Ocran JSC in the Supreme Court case of Omaboe III & Others vrs Attorney General and Lands Commission (2005-2006) SC GLR 579 where he held that:

“Upon a true and proper construction of article 267 (1) of the 1992 Constitution, the Accra-Tema City Stool Lands (Vesting instrument, 1964 (E1 108 of 1964), made under Section 7 (1) of the Administration of Stool Lands Act, 1962 (Act 123) has not lapsed. The purpose of the framers of the 1992 Constitution, whether viewed in term of original intent or a purposive or contemporary intent, was to resolve the old problem of vesting stool lands in favour of stools as clearly reflected in the language of article 267 (1) of the Constitution. However article 267 (1) did not de-vest the President of the Government of Ghana of all lands which were once stool lands but had become so vested under section 7 of the Administration of lands Act, 1962, (Act 123), nor did article 267 (1) have the effect of retroactively re-vesting all those lands in original owing stools. In effect, article 267 (1) does not cover lands that were not stool lands on the coming into force of the 1992 Constitutions”.


In the case of Musicians Union of Ghana vrs Abraham 1982-83 GLR 337, Cecelia Koranteng Addo J in considering a similar application for an interim injunction at page 343 said as follows:


“This is an interlocutory application for an injunction, even though the courts have moved from the old stance of insetting on the establishing a prima facie case, to a stand where the balance of convenience is now the factor which should in a large measure weigh with the court, it is necessary to be satisfied that the applicant’s case is not frivolous or vexations.
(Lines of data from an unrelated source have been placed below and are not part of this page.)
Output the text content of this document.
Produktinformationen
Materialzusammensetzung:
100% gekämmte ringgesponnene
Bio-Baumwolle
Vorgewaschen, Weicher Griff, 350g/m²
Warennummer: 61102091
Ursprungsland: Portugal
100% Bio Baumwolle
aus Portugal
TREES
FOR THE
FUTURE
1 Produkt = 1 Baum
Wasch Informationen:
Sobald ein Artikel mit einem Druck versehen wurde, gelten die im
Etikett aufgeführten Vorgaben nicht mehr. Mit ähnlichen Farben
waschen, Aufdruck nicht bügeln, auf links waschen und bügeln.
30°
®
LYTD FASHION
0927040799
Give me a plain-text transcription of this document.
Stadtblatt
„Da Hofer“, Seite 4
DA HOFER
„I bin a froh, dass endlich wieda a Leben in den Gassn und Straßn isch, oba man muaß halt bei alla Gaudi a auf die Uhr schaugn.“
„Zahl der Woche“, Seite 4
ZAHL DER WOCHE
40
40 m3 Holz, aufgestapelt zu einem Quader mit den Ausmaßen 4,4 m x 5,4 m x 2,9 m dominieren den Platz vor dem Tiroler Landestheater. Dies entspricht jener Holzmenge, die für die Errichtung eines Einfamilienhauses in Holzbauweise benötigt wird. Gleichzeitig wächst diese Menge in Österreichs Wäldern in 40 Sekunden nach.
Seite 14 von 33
The Plaintiffs are claiming that there is a violation of their rights so they must at least show that they have those rights which have been infringed. They must show that they cannot be compensated in damages.”


The learned judge then proceeded to consider and adopt with approval the reasoning of the House of

Lords in the case of American Cynamid Company vrs Ethicon Ltd (1975) AER 504 at 509 as follows:


“The object of the interlocutory injunction is to protect the Plaintiff against injury by violation of the rights for which he could not be adequately compensated in damages if the uncertainties were resolved in his favour at the trial, but the Plaintiff’s need for such protection must weighted against the corresponding need for the Defendant to be protected against injury resulting from his having been prevented from exercising his own legal rights from which he could not be adequately compensated. The court must weigh one need against the other and where the balance of convenience lies”.


Furthermore, in the case of Memuna Moudy & Ors vrs Antwi [2003-2004] SCGLR 967, Holding 1 per Wood JSC, it was held that:


Land compulsorily acquired by government under the Public Ordinance. Cap 134 (1951) Rev; vests automatically in the government upon a publication in the gazette, and further that by virtue of S.11 of the Ordinance, the acquisition operates to bar and destroy “all other estates, rights, titles, remainders, etc.


The rights, estates, imitations etc are those existing on the land at the date of the acquisition i.e. at the date of the publication of the gazette. Those are the interest which are forever barred or destroyed.


Thus indeed, the Respondent failed to establish a legal right or interest in the land thus the trial judge in the first application was right to dismiss the application and the judge in the second ruling was in error when he granted the injunction. From the principles to be considered in the grant of such applications, the Appellants stand to suffer a greater hardship than the Respondent.


From the foregoing discourse, the appeal has merit and is accordingly allowed. The case is to be remitted to the court below for continuation.